Recently, I have been consulting with a variety of executives, family members, and family business owners – all in different circumstances. But I have been seeing a common theme among many of them – struggles in making difficult decisions.

In many of these situations, the individuals (who need to make the decisions) are expending a lot of time and energy worrying, fretting, and going over potential options. However, a key aspect in all of the situations is the fact that all of the individuals actually need additional information before they can really make their decision.

I “preach” repeatedly to my clients – whether they are high school students deciding on where to go to college or business owners making multimillion dollar estate planning decisions – you need data before you make decisions. It is really not a difficult concept to understand, and it is not rocket science (most of what I do in family coaching isn’t!) However, I repeatedly see individuals get “stuck” in the decision-making process, especially when they don’t have all the information they need to make an informed decision.
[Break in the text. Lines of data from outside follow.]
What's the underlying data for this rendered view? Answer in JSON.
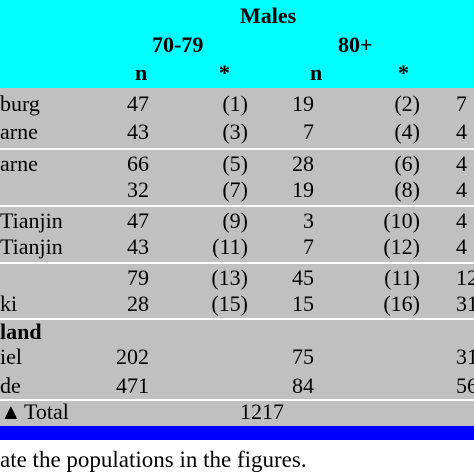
{
  "header": {
    "group": "Males",
    "age_groups": [
      "70-79",
      "80+"
    ],
    "col_n": "n",
    "col_star": "*"
  },
  "rows": [
    {
      "label": "burg",
      "n1": "47",
      "s1": "(1)",
      "n2": "19",
      "s2": "(2)",
      "extra": "7"
    },
    {
      "label": "arne",
      "n1": "43",
      "s1": "(3)",
      "n2": "7",
      "s2": "(4)",
      "extra": "4"
    },
    {
      "label": "arne",
      "n1": "66",
      "s1": "(5)",
      "n2": "28",
      "s2": "(6)",
      "extra": "4"
    },
    {
      "label": "",
      "n1": "32",
      "s1": "(7)",
      "n2": "19",
      "s2": "(8)",
      "extra": "4"
    },
    {
      "label": "Tianjin",
      "n1": "47",
      "s1": "(9)",
      "n2": "3",
      "s2": "(10)",
      "extra": "4"
    },
    {
      "label": " Tianjin",
      "n1": "43",
      "s1": "(11)",
      "n2": "7",
      "s2": "(12)",
      "extra": "4"
    },
    {
      "label": "",
      "n1": "79",
      "s1": "(13)",
      "n2": "45",
      "s2": "(11)",
      "extra": "12"
    },
    {
      "label": "ki",
      "n1": "28",
      "s1": "(15)",
      "n2": "15",
      "s2": "(16)",
      "extra": "31"
    }
  ],
  "section": {
    "label": "land"
  },
  "section_rows": [
    {
      "label": "iel",
      "n1": "202",
      "n2": "75",
      "extra": "31"
    },
    {
      "label": "de",
      "n1": "471",
      "n2": "84",
      "extra": "56"
    }
  ],
  "total": {
    "label": "Total",
    "value": "1217"
  },
  "caption": "ate the populations in the figures."
}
The “sticking point” often is this – they need to make an important decision, they don’t have all the pertinent information need, and they are not taking steps to get the information they need. I have pondered about this pattern I am seeing and have generated some hypotheses about what seems to be creating the logjam:

  1. The fear of finding out information you really don’t want to know. Sometimes the data that will be obtained is potentially problematic – it will create additional challenges in the situation or it may be “bad news”.
  2. Preferring not to have the information needed so you don’t have to make the decision (and implement it). Some individuals delay gathering all of the data, so they aren’t forced to make a difficult decision. Others avoid getting the information because making the decision will create a lot of work for them to do.
  3. Not taking the time to think through the situation and determine what additional information is needed and where it can be obtained. Sometimes the situation is complex and there are multiple factors intertwined. Untangling the variables and determining the core issues takes time and often requires using a “sounding board” (my role, frequently) to “think through” the problem. Then, when the most critical issues are identified, a plan can be developed to gather the information lacking (for example, legal implications of a decision, or technical information from an expert).

So, if you find yourself “stuck” in making an important decision, go through these common sense steps:

  • Identify the key issues that need to be considered in the decision.
  • Determine whether or not you have all the needed (or preferred) information regarding these key areas.
  • When you need additional data, identify potential sources for the information and assign responsibility to someone to obtain it.
  • Set a target date for getting the information and choose an individual who will help you keep accountable in keeping to the time frame.
  • Review the new data obtained and develop a plan for “next steps” (getting more or different information, or making the decision).

Then you will be able to “brutally confront reality” as Jim Collins and others have challenged us to do.